I think many people do judge a book by its cover. Maybe not judge, but definitely pick up and buy. Something to consider when you get ready to self-publish.


Sunday, December 2, 2012

Collaborating on a book

I'm in the later stages of completing a brief book called Sober Play: Using Creativity for More Joy and Meaning in Recovery. This is my fifth book and the first one I've done in collaboration. My friend Bridget Benton and I started talking about this book a couple of years ago when we were on a writing retreat. I was talking about it as a project I'd like to do and she expressed interest in working on it with me. At the time she was just finishing up her fabulous Creative Conversations: Art-Making as Playful Prayer. This had been a long process for her carved out of a busy life and I was reluctant to ask her to commit to yet another book right away. And I was working on a novel that I didn't want to drop, even for a while. So we let it sit.

Then last August I finished the draft of the novel and knew that I wanted to take on Sober Play as my next effort. But Bridget was still hard at work on other major projects, so we agreed that I would move forward on my own. I wrote a first and second draft that could stand alone or that could fold in some chapters of Bridget's experience and expertise. And once I saw the value of another voice of experience in the book, I also asked some other friends to share their experience, strength, and hope about using creativity in recovery in mini-essays.

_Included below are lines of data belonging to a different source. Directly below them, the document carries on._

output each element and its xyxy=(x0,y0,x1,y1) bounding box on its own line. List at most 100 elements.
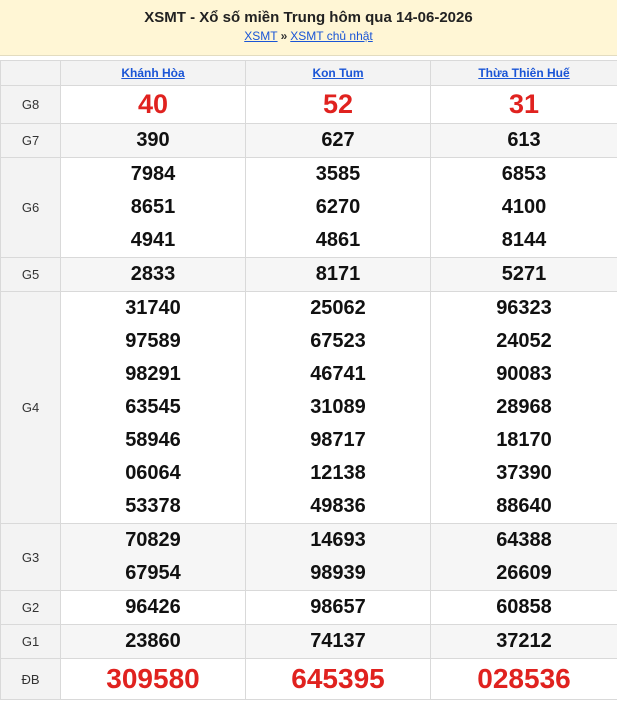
prize-cell: 37212 xyxy=(430,624,617,659)
prize-number: 49836 xyxy=(310,495,366,517)
prize-number: 37212 xyxy=(496,630,552,652)
province-link-kon-tum[interactable]: Kon Tum xyxy=(312,66,363,80)
prize-number: 18170 xyxy=(496,429,552,451)
prize-number: 23860 xyxy=(125,630,181,652)
province-header-cell: Kon Tum xyxy=(245,60,431,86)
prize-cell: 25062 67523 46741 31089 98717 12138 49836 xyxy=(245,291,431,524)
province-header-row: Khánh Hòa Kon Tum Thừa Thiên Huế xyxy=(0,60,617,86)
prize-cell: 60858 xyxy=(430,590,617,625)
province-link-khanh-hoa[interactable]: Khánh Hòa xyxy=(121,66,184,80)
prize-number: 8171 xyxy=(315,263,361,285)
prize-number: 4941 xyxy=(130,229,176,251)
prize-cell: 52 xyxy=(245,85,431,124)
prize-label: G1 xyxy=(0,624,61,659)
prize-number: 98291 xyxy=(125,363,181,385)
prize-number: 25062 xyxy=(310,297,366,319)
breadcrumb-xsmt-sunday-link[interactable]: XSMT chủ nhật xyxy=(290,29,373,43)
prize-cell: 64388 26609 xyxy=(430,523,617,591)
prize-row-g3: G3 70829 67954 14693 98939 64388 26609 xyxy=(0,523,617,591)
prize-number: 28968 xyxy=(496,396,552,418)
prize-number: 6270 xyxy=(315,196,361,218)
special-prize-number: 028536 xyxy=(477,663,571,694)
prize-cell: 14693 98939 xyxy=(245,523,431,591)
prize-number: 96323 xyxy=(496,297,552,319)
prize-number: 52 xyxy=(322,89,354,119)
prize-number: 97589 xyxy=(125,330,181,352)
prize-cell: 96323 24052 90083 28968 18170 37390 88640 xyxy=(430,291,617,524)
prize-number: 26609 xyxy=(496,562,552,584)
prize-number: 5271 xyxy=(501,263,547,285)
results-header: XSMT - Xổ số miền Trung hôm qua 14-06-20… xyxy=(0,0,617,56)
prize-cell: 2833 xyxy=(60,257,246,292)
prize-row-g1: G1 23860 74137 37212 xyxy=(0,624,617,659)
prize-number: 627 xyxy=(321,129,355,151)
prize-cell: 8171 xyxy=(245,257,431,292)
prize-number: 37390 xyxy=(496,462,552,484)
results-table: Khánh Hòa Kon Tum Thừa Thiên Huế G8 40 52 3… xyxy=(0,60,617,700)
prize-row-g5: G5 2833 8171 5271 xyxy=(0,257,617,292)
prize-number: 63545 xyxy=(125,396,181,418)
prize-cell: 645395 xyxy=(245,658,431,700)
prize-number: 2833 xyxy=(130,263,176,285)
prize-number: 31740 xyxy=(125,297,181,319)
corner-cell xyxy=(0,60,61,86)
prize-number: 67523 xyxy=(310,330,366,352)
prize-cell: 390 xyxy=(60,123,246,158)
province-link-thua-thien-hue[interactable]: Thừa Thiên Huế xyxy=(478,66,569,80)
prize-number: 40 xyxy=(137,89,169,119)
breadcrumb-separator: » xyxy=(280,29,288,43)
prize-cell: 6853 4100 8144 xyxy=(430,157,617,258)
prize-number: 7984 xyxy=(130,163,176,185)
prize-row-b: ĐB 309580 645395 028536 xyxy=(0,658,617,700)
prize-number: 60858 xyxy=(496,596,552,618)
prize-label: G7 xyxy=(0,123,61,158)
prize-number: 6853 xyxy=(501,163,547,185)
prize-number: 67954 xyxy=(125,562,181,584)
prize-number: 613 xyxy=(507,129,541,151)
prize-number: 8651 xyxy=(130,196,176,218)
prize-number: 31 xyxy=(508,89,540,119)
breadcrumb-xsmt-link[interactable]: XSMT xyxy=(244,29,277,43)
prize-number: 70829 xyxy=(125,529,181,551)
province-header-cell: Thừa Thiên Huế xyxy=(430,60,617,86)
prize-cell: 3585 6270 4861 xyxy=(245,157,431,258)
page-title: XSMT - Xổ số miền Trung hôm qua 14-06-20… xyxy=(144,9,473,26)
prize-number: 88640 xyxy=(496,495,552,517)
prize-cell: 23860 xyxy=(60,624,246,659)
prize-row-g2: G2 96426 98657 60858 xyxy=(0,590,617,625)
prize-label: G6 xyxy=(0,157,61,258)
prize-row-g7: G7 390 627 613 xyxy=(0,123,617,158)
prize-number: 4861 xyxy=(315,229,361,251)
prize-cell: 028536 xyxy=(430,658,617,700)
prize-number: 4100 xyxy=(501,196,547,218)
province-header-cell: Khánh Hòa xyxy=(60,60,246,86)
prize-number: 06064 xyxy=(125,462,181,484)
prize-number: 12138 xyxy=(310,462,366,484)
prize-cell: 98657 xyxy=(245,590,431,625)
prize-label: G4 xyxy=(0,291,61,524)
prize-number: 8144 xyxy=(501,229,547,251)
prize-cell: 31740 97589 98291 63545 58946 06064 53378 xyxy=(60,291,246,524)
prize-number: 31089 xyxy=(310,396,366,418)
prize-cell: 96426 xyxy=(60,590,246,625)
prize-cell: 7984 8651 4941 xyxy=(60,157,246,258)
prize-label: G8 xyxy=(0,85,61,124)
prize-label: G5 xyxy=(0,257,61,292)
prize-number: 74137 xyxy=(310,630,366,652)
prize-cell: 40 xyxy=(60,85,246,124)
prize-number: 98939 xyxy=(310,562,366,584)
prize-number: 46741 xyxy=(310,363,366,385)
prize-number: 3585 xyxy=(315,163,361,185)
prize-number: 98657 xyxy=(310,596,366,618)
prize-number: 96426 xyxy=(125,596,181,618)
prize-number: 24052 xyxy=(496,330,552,352)
prize-cell: 70829 67954 xyxy=(60,523,246,591)
prize-number: 64388 xyxy=(496,529,552,551)
prize-number: 53378 xyxy=(125,495,181,517)
special-prize-number: 645395 xyxy=(291,663,385,694)
prize-number: 58946 xyxy=(125,429,181,451)
prize-cell: 31 xyxy=(430,85,617,124)
prize-row-g8: G8 40 52 31 xyxy=(0,85,617,124)
prize-label: G3 xyxy=(0,523,61,591)
prize-number: 14693 xyxy=(310,529,366,551)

It has been important and interesting for me to relinquish full control of the outcome of these contributions, to wait on someone else's schedule, to figure out how to mesh voices and formatting into a whole. Fortunately, Bridget and I both have a solid foundation in the 12 Steps so our negotiations have been easy and simplified by the use of those tools and our mutual commitment to generosity. And I can already see that the book is going to be richer and stronger for all these collaborations.